Overview

Comparison of Intravenous Anesthetics to Volatile Anesthetics on Postoperative Cognitive Dysfunction

Status:
Completed
Trial end date:
2019-04-01
Target enrollment:
0
Participant gender:
All
Summary
Post-operative cognitive dysfunction (POCD) is a fairly well-documented clinical phenomenon. Most patients will receive general anesthesia during surgery. Two groups of general anesthetics are used for this purpose. We hypothesize that the incidence of POCD is not different in patients received intravenous anesthetics only or sevoflurane (a volatile anesthetic-based general anesthesia) for their major intra-abdominal surgery.
Phase:
Phase 4
Accepts Healthy Volunteers?
Accepts Healthy Volunteers
Details
Lead Sponsor:
Sun Yat-sen University
Collaborators:
Baxter (China) Investment Co. Ltd.
First Affiliated Hospital, Sun Yat-Sen University
First People's Hospital of Foshan
Guangdong Provincial People's Hospital
Guangdong Provincial People's Hospital, China
Huaqiao Hospital in Guangzhou, China
Nanfang Hospital of Southern Medical University
Nanfang Hosptial, China
Third Affiliated Hospital, Sun Yat-Sen University
Treatments:
Propofol
Remifentanil
Sevoflurane
Criteria
Inclusion Criteria:

1. major elective gastrointestinal, gynecological, prostate or bladder surgery patients
who are ≥ 60 years old.

2. the surgery is laparoscopic surgery and is expected to last for ≥ 2 hours under
general anesthesia and the patient will stay in hospital for at least 7 days after
surgery.

3. lack of serious hearing and vision impairment and be able to read so that
neurobehavioral tests can be performed.

Exclusion Criteria:

1. Patients are not expected to be alive for longer than 3 months.
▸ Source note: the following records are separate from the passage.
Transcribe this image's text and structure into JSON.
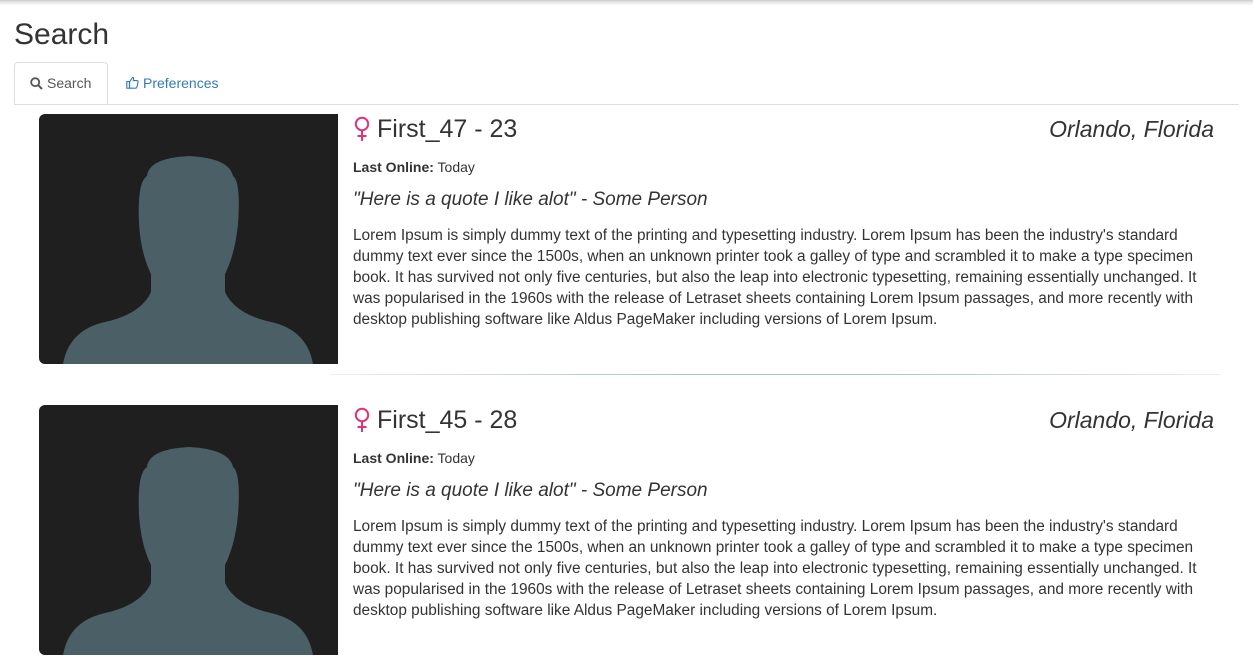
{
  "page": {
    "title": "Search"
  },
  "tabs": [
    {
      "label": "Search",
      "icon": "search-icon",
      "active": true
    },
    {
      "label": "Preferences",
      "icon": "thumbs-up-icon",
      "active": false
    }
  ],
  "results": [
    {
      "name_age": "First_47 - 23",
      "gender_icon": "female-symbol-icon",
      "location": "Orlando, Florida",
      "last_online_label": "Last Online:",
      "last_online_value": "Today",
      "quote": "\"Here is a quote I like alot\" - Some Person",
      "bio": "Lorem Ipsum is simply dummy text of the printing and typesetting industry. Lorem Ipsum has been the industry's standard dummy text ever since the 1500s, when an unknown printer took a galley of type and scrambled it to make a type specimen book. It has survived not only five centuries, but also the leap into electronic typesetting, remaining essentially unchanged. It was popularised in the 1960s with the release of Letraset sheets containing Lorem Ipsum passages, and more recently with desktop publishing software like Aldus PageMaker including versions of Lorem Ipsum."
    },
    {
      "name_age": "First_45 - 28",
      "gender_icon": "female-symbol-icon",
      "location": "Orlando, Florida",
      "last_online_label": "Last Online:",
      "last_online_value": "Today",
      "quote": "\"Here is a quote I like alot\" - Some Person",
      "bio": "Lorem Ipsum is simply dummy text of the printing and typesetting industry. Lorem Ipsum has been the industry's standard dummy text ever since the 1500s, when an unknown printer took a galley of type and scrambled it to make a type specimen book. It has survived not only five centuries, but also the leap into electronic typesetting, remaining essentially unchanged. It was popularised in the 1960s with the release of Letraset sheets containing Lorem Ipsum passages, and more recently with desktop publishing software like Aldus PageMaker including versions of Lorem Ipsum."
    }
  ],
  "colors": {
    "accent_link": "#337ab7",
    "female_icon": "#e0337f",
    "photo_bg": "#1f1f1f",
    "silhouette": "#4a6066"
  }
}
2. Mini-mental State Examination (MMSE) [18] score ≤ 23.

3. history of dementia, psychiatric illness or any diseases of central nervous system.

4. current use of sedatives or antidepressant.

5. alcoholism and drug dependence.

6. patients previously included in this study (for patients who have second
intra-abdominal surgery during the study period).

7. difficult to follow up or patients with poor compliance.